Cela a aidé, tout comme quelques précipitations sur les affluents du fleuve. En novembre, la menace qui pesait sur la ville avait largement reculé, même si cela nous rappelait brutalement les vulnérabilités climatiques.
Mais le sursis accordé à la Nouvelle-Orléans ne signifiait pas grand-chose pour ceux qui vivent au sud du seuil.
La région a connu une épidémie de chauffe-eau en panne et de lave-vaisselle rouillés. Les résidents s’inquiétaient des robinets malodorants et des éruptions cutanées étranges, et ils se précipitaient à la caserne des pompiers chaque fois que les autorités locales déposaient des caisses d’eau en bouteille – qu’ils utilisaient pour se rincer les cheveux, nourrir leurs animaux de compagnie et préparer leur café et leur thé sucré.
Le corps a expédié de l’eau douce vers les usines de traitement de la partie inférieure de Plaquemines, et les responsables de la paroisse ont utilisé des pompes de surpression pour extraire l’eau en amont. À la mi-octobre, ils ont annoncé aux habitants que l’eau était enfin saine. Mais cela n’a guère apaisé les inquiétudes.
«Je n’y fais toujours pas confiance», a déclaré Mme LeFort. “Je ne vais pas le boire.”
Dans une paroisse qui a été secouée par des catastrophes – les ouragans Katrina, Ike, Isaac et Ida au cours des deux dernières décennies, et la marée noire de Deepwater Horizon en 2010 – l’eau potable est particulièrement chère. Les habitants d’Ironton se souviennent de s’être battus pour y accéder. La communauté majoritairement noire n’était raccordée à l’eau courante qu’en 1980.
Wilkie Declouet, 59 ans, se souvient de l’époque où lui et ses voisins utilisaient l’eau de pluie et les citernes pour survivre. Cette année, il s’inquiétait de voir l’eau salée remonter le fleuve sous les barges qu’il pouvait voir depuis son porche.

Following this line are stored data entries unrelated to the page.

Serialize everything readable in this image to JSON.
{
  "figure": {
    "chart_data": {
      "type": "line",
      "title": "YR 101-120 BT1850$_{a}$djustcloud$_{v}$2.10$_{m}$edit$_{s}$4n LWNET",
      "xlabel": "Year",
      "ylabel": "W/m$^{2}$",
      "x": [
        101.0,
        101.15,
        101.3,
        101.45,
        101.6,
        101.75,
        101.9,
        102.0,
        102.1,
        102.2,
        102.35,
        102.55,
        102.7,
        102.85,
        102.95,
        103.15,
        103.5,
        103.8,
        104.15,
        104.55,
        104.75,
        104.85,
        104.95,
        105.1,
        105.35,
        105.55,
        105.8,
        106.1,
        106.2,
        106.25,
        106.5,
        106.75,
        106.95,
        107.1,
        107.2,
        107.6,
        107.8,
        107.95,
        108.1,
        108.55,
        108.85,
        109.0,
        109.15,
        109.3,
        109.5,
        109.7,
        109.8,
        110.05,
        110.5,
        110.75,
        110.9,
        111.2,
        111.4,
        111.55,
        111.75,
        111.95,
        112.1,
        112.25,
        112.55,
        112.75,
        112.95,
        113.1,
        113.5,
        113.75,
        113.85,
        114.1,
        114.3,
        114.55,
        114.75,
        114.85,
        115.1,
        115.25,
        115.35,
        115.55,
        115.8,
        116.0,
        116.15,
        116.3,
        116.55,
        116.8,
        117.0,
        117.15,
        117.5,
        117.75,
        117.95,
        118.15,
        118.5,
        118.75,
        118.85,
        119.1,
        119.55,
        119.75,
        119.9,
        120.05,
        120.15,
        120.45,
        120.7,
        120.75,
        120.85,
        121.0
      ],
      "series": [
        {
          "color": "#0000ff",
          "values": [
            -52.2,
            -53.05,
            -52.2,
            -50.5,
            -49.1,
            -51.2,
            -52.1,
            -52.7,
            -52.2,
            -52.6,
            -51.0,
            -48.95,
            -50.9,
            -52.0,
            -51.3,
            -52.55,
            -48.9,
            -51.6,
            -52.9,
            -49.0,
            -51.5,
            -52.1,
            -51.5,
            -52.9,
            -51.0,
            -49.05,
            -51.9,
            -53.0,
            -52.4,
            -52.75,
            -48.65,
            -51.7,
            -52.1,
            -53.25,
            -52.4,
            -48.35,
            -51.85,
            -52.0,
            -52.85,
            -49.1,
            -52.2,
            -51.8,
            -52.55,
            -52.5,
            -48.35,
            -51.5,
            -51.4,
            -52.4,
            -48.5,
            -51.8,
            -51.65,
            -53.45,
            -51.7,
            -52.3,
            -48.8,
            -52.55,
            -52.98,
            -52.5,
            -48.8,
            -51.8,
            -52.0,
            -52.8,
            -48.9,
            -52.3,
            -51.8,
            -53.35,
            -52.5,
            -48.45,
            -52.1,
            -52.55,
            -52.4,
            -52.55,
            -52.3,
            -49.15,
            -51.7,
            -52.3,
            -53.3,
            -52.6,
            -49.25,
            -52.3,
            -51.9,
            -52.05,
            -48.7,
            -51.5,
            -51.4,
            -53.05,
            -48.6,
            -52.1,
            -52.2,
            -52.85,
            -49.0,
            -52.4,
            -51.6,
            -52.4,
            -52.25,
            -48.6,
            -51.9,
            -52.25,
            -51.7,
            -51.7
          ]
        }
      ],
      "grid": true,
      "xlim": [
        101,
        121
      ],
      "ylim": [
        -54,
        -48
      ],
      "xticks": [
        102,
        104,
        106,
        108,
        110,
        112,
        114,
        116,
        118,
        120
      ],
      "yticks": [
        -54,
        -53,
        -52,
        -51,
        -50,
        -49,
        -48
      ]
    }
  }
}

L’eau d’Ironton est acheminée depuis l’amont et, comme à la Nouvelle-Orléans, le sel n’y est pas parvenu cet automne. Mais les habitants affirment qu’après des décennies de négligence, ils évitent de toute façon de boire l’eau. M. Declouet achète des dizaines de bouteilles d’eau chaque semaine.
“Avec les changements environnementaux autour de nous”, a-t-il déclaré, “nous ne savons pas combien de temps nous allons rester ici.”

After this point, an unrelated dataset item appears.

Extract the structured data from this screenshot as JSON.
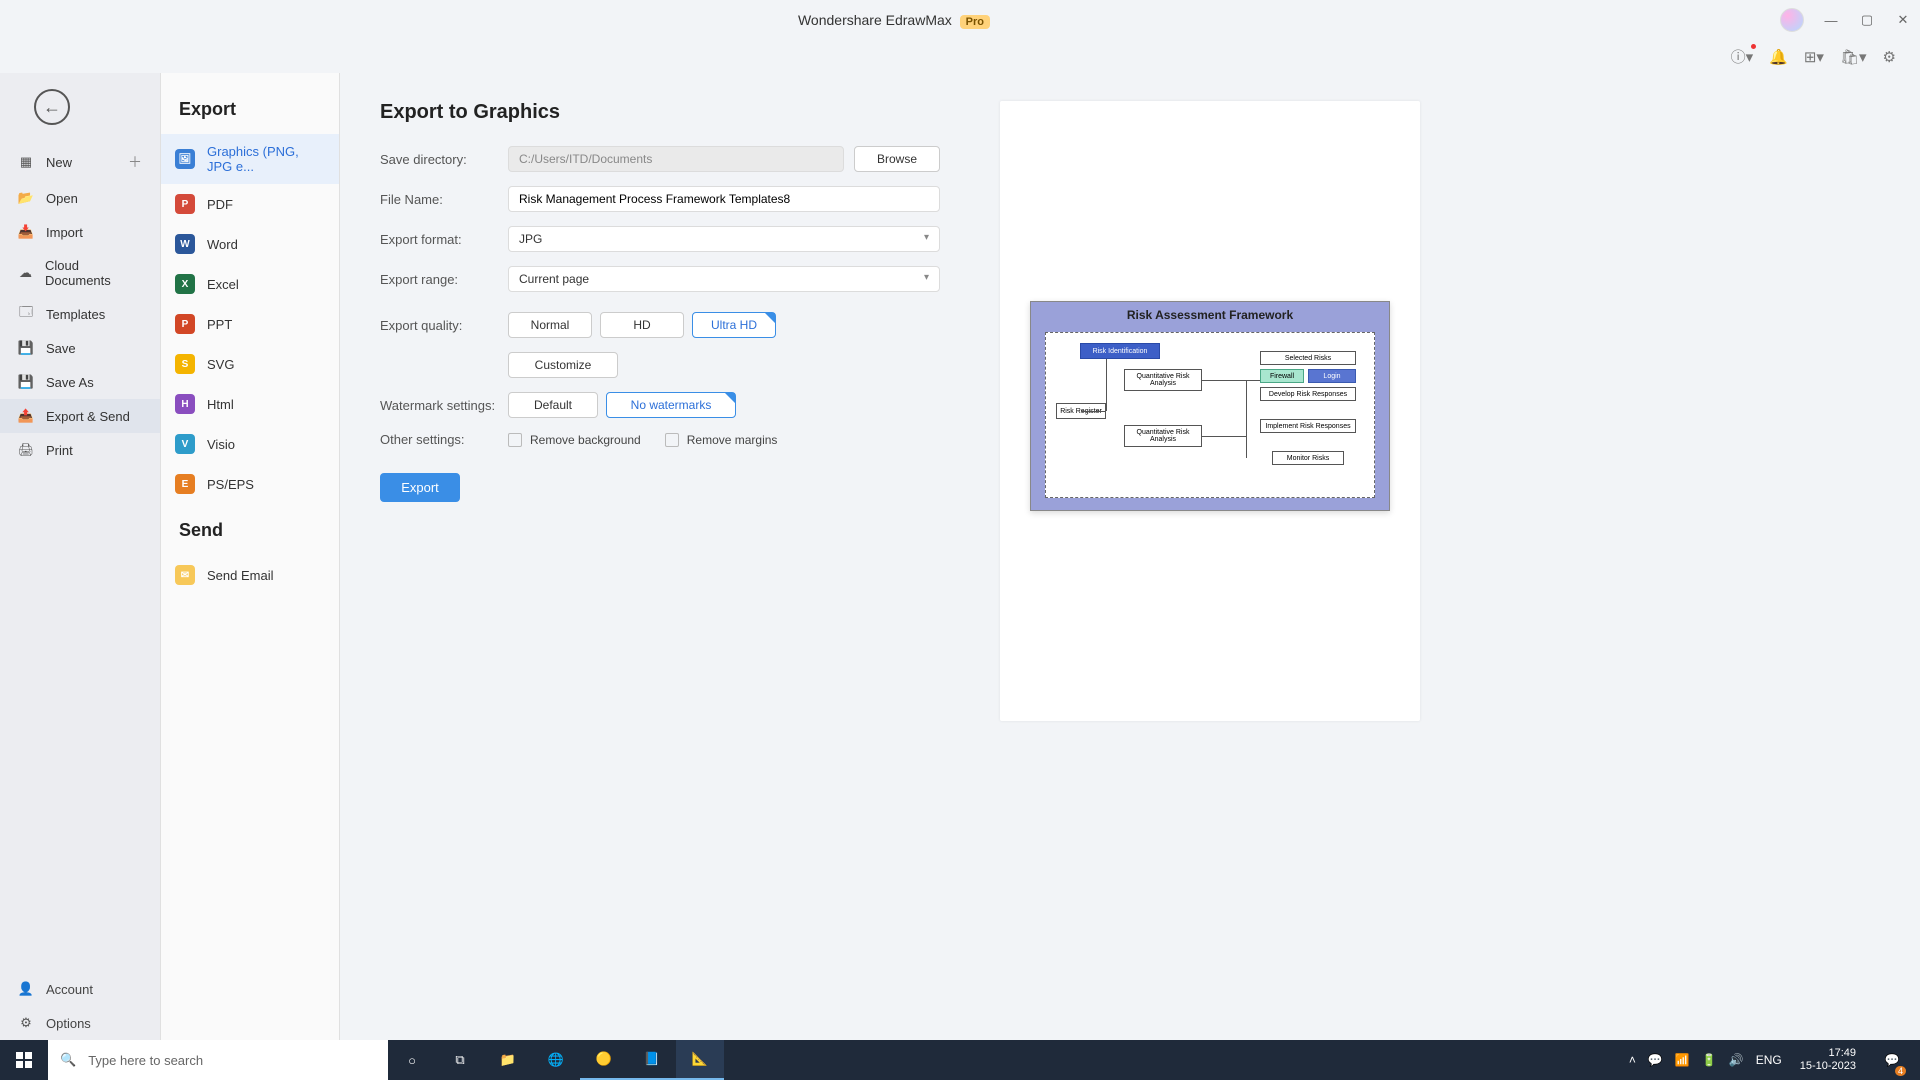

La Nouvelle-Orléans pourrait également être à nouveau vulnérable si les conditions de sécheresse revenaient, permettant à l’eau salée de progresser davantage. “Cela va certainement être un problème récurrent”, a déclaré Joshua Lewis, directeur de recherche au ByWater Institute de l’Université de Tulane.

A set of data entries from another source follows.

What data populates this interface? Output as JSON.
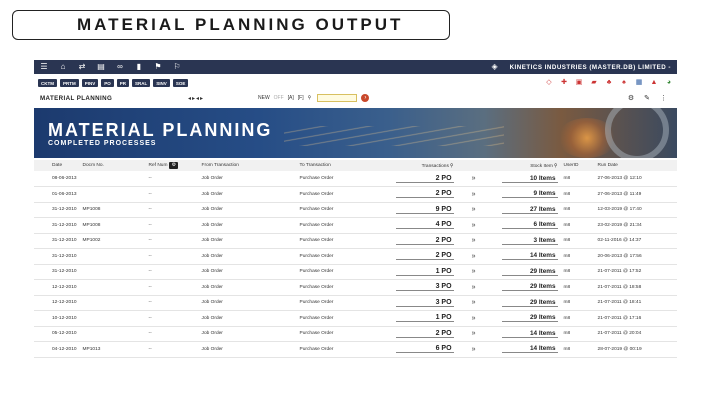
{
  "slide_title": "MATERIAL PLANNING OUTPUT",
  "app": {
    "company": "KINETICS INDUSTRIES (MASTER.DB) LIMITED -",
    "modules": [
      "CKTM",
      "PRTM",
      "PINV",
      "PO",
      "PR",
      "SRAL",
      "SINV",
      "SOE"
    ],
    "page_title": "MATERIAL PLANNING",
    "filter": {
      "new": "NEW",
      "off": "OFF",
      "all": "[A]",
      "first": "[F]"
    },
    "banner": {
      "title": "MATERIAL PLANNING",
      "subtitle": "COMPLETED PROCESSES"
    },
    "columns": {
      "date": "Date",
      "docm": "Docm No.",
      "ref": "Ref Num",
      "from": "From Transaction",
      "to": "To Transaction",
      "transactions": "Transactions",
      "stock": "Stock Item",
      "user": "UserID",
      "run": "Run Date"
    },
    "rows": [
      {
        "date": "08-06-2013",
        "docm": "",
        "ref": "--",
        "from": "Job Order",
        "to": "Purchase Order",
        "tx": "2 PO",
        "stock": "10 Items",
        "user": "m8",
        "run": "27-06-2013 @ 12:10"
      },
      {
        "date": "01-06-2013",
        "docm": "",
        "ref": "--",
        "from": "Job Order",
        "to": "Purchase Order",
        "tx": "2 PO",
        "stock": "9 Items",
        "user": "m8",
        "run": "27-06-2013 @ 11:49"
      },
      {
        "date": "31-12-2010",
        "docm": "MP1008",
        "ref": "--",
        "from": "Job Order",
        "to": "Purchase Order",
        "tx": "9 PO",
        "stock": "27 Items",
        "user": "m8",
        "run": "12-03-2019 @ 17:40"
      },
      {
        "date": "31-12-2010",
        "docm": "MP1008",
        "ref": "--",
        "from": "Job Order",
        "to": "Purchase Order",
        "tx": "4 PO",
        "stock": "6 Items",
        "user": "m8",
        "run": "23-02-2019 @ 21:34"
      },
      {
        "date": "31-12-2010",
        "docm": "MP1002",
        "ref": "--",
        "from": "Job Order",
        "to": "Purchase Order",
        "tx": "2 PO",
        "stock": "3 Items",
        "user": "m8",
        "run": "02-11-2016 @ 14:37"
      },
      {
        "date": "31-12-2010",
        "docm": "",
        "ref": "--",
        "from": "Job Order",
        "to": "Purchase Order",
        "tx": "2 PO",
        "stock": "14 Items",
        "user": "m8",
        "run": "20-06-2013 @ 17:56"
      },
      {
        "date": "31-12-2010",
        "docm": "",
        "ref": "--",
        "from": "Job Order",
        "to": "Purchase Order",
        "tx": "1 PO",
        "stock": "29 Items",
        "user": "m8",
        "run": "21-07-2011 @ 17:52"
      },
      {
        "date": "12-12-2010",
        "docm": "",
        "ref": "--",
        "from": "Job Order",
        "to": "Purchase Order",
        "tx": "3 PO",
        "stock": "29 Items",
        "user": "m8",
        "run": "21-07-2011 @ 18:58"
      },
      {
        "date": "12-12-2010",
        "docm": "",
        "ref": "--",
        "from": "Job Order",
        "to": "Purchase Order",
        "tx": "3 PO",
        "stock": "29 Items",
        "user": "m8",
        "run": "21-07-2011 @ 18:41"
      },
      {
        "date": "10-12-2010",
        "docm": "",
        "ref": "--",
        "from": "Job Order",
        "to": "Purchase Order",
        "tx": "1 PO",
        "stock": "29 Items",
        "user": "m8",
        "run": "21-07-2011 @ 17:16"
      },
      {
        "date": "05-12-2010",
        "docm": "",
        "ref": "--",
        "from": "Job Order",
        "to": "Purchase Order",
        "tx": "2 PO",
        "stock": "14 Items",
        "user": "m8",
        "run": "21-07-2011 @ 20:04"
      },
      {
        "date": "04-12-2010",
        "docm": "MP1013",
        "ref": "--",
        "from": "Job Order",
        "to": "Purchase Order",
        "tx": "6 PO",
        "stock": "14 Items",
        "user": "m8",
        "run": "28-07-2019 @ 00:19"
      }
    ]
  },
  "colors": {
    "navbar": "#2a3552",
    "accent": "#c9482b",
    "banner": "#264d86"
  },
  "icons": [
    "menu-icon",
    "home-icon",
    "swap-icon",
    "map-icon",
    "link-icon",
    "bookmark-icon",
    "flag-icon",
    "flag-outline-icon",
    "tag-icon",
    "search-icon",
    "gear-icon",
    "edit-icon",
    "settings-toggle-icon",
    "double-chevron-icon"
  ]
}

Les responsables de la ville n’ont cependant pas l’intention d’installer le pipeline qu’ils envisageaient en septembre. Au lieu de cela, ils misent sur la modernisation des installations municipales de traitement de l’eau pour leur permettre de gérer une salinité supplémentaire – une solution qui en est encore au stade de la planification et qui prendrait des années.
“Le financement va être un défi majeur”, a déclaré Ghassan Korban, directeur exécutif du Sewerage and Water Board de la Nouvelle-Orléans, ajoutant que le coût des améliorations pourrait être d’environ 200 millions de dollars. “Mais nous sommes convaincus que nous bénéficions désormais de suffisamment d’attention pour pouvoir obtenir du soutien.”
Dans la paroisse de Plaquemines, cependant, les habitants se sentent abandonnés. Gaynel Baham, pasteur de l’église de la communauté chrétienne Trinity à Buras, a contribué à distribuer de l’eau supplémentaire aux résidents cet été, notamment à partir d’un grand réservoir installé sur le terrain de l’église.
Elle est déterminée à rester, mais sait que certains de ses voisins sont fatigués de l’adversité.
« Les gens vont partir à cause de cela », a déclaré Mme Baham. “C’est la goutte d’eau qui a fait déborder le vase.”